I (and some others) monitor this group to watch for evidence,
examples, ideas, etc., not for consensus or decision making (though
it's useful if there is consensus in this forum). That reminds me: I
don't recommend you try to get the last word in this forum. It doesn't
count for anything. If you make a clear, well-thought-out argument,
and a whole bunch of people disagree but don't provide sound arguments
and counterproposals, then there's nothing to be gained by shouting
them all down.

If you have evidence, examples, or reasoning that's really novel and
different from what I've outlined above, it's welcome and I'll forward
it to the editorial review board. And as time permits, I'll let you
know what the ERB decides. But usually, you'll just have to watch
the DTD and specs change.

Appeals based on the same evidence and logic will likely be ignored,
probably without comment.

Dan

In message <9607300254.AA22380@trystero.art.com>, Joe English writes:
>
>"David Perrell" <davidp@earthlink.net> wrote:
>
>> I read in another message that--except in marked sections--a parser is
>> expected to end an element when it encounters the corresponding ETAGO.
>> That's not strictly true.
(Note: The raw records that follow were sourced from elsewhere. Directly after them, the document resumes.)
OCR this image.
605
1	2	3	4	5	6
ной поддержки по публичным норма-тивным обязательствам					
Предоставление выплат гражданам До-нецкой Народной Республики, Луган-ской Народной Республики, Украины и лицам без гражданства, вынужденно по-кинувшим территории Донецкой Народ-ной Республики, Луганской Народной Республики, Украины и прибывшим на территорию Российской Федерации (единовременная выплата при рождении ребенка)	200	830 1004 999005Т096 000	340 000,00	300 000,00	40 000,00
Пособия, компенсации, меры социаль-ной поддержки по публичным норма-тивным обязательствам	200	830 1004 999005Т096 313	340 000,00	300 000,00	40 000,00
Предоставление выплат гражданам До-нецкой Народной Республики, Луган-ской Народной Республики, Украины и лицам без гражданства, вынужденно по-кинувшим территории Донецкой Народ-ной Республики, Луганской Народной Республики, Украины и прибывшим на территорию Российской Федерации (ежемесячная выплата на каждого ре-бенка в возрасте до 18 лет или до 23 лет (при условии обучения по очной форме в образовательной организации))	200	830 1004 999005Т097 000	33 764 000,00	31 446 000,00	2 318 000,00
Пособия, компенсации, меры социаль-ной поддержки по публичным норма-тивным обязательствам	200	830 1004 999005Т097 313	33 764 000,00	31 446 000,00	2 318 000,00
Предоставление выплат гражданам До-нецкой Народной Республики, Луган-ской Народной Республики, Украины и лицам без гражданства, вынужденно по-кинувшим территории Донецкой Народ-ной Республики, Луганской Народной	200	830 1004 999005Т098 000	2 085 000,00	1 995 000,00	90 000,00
With CDATA declared content, the recognition
>> of ETAGO is further constrained to occur only when immediately followed
>> by an SGML name start character.
>
>
>Sort of, but not quite.
>
>ETAGO is a _delimiter-in-context_, which means that it is only 
>recognized *at all* when it is followed by a name start character
>(or, in some cases, a GRPO delimiter).  This is true for all cases
>where ETAGO is recognized, not just in CDATA declared content.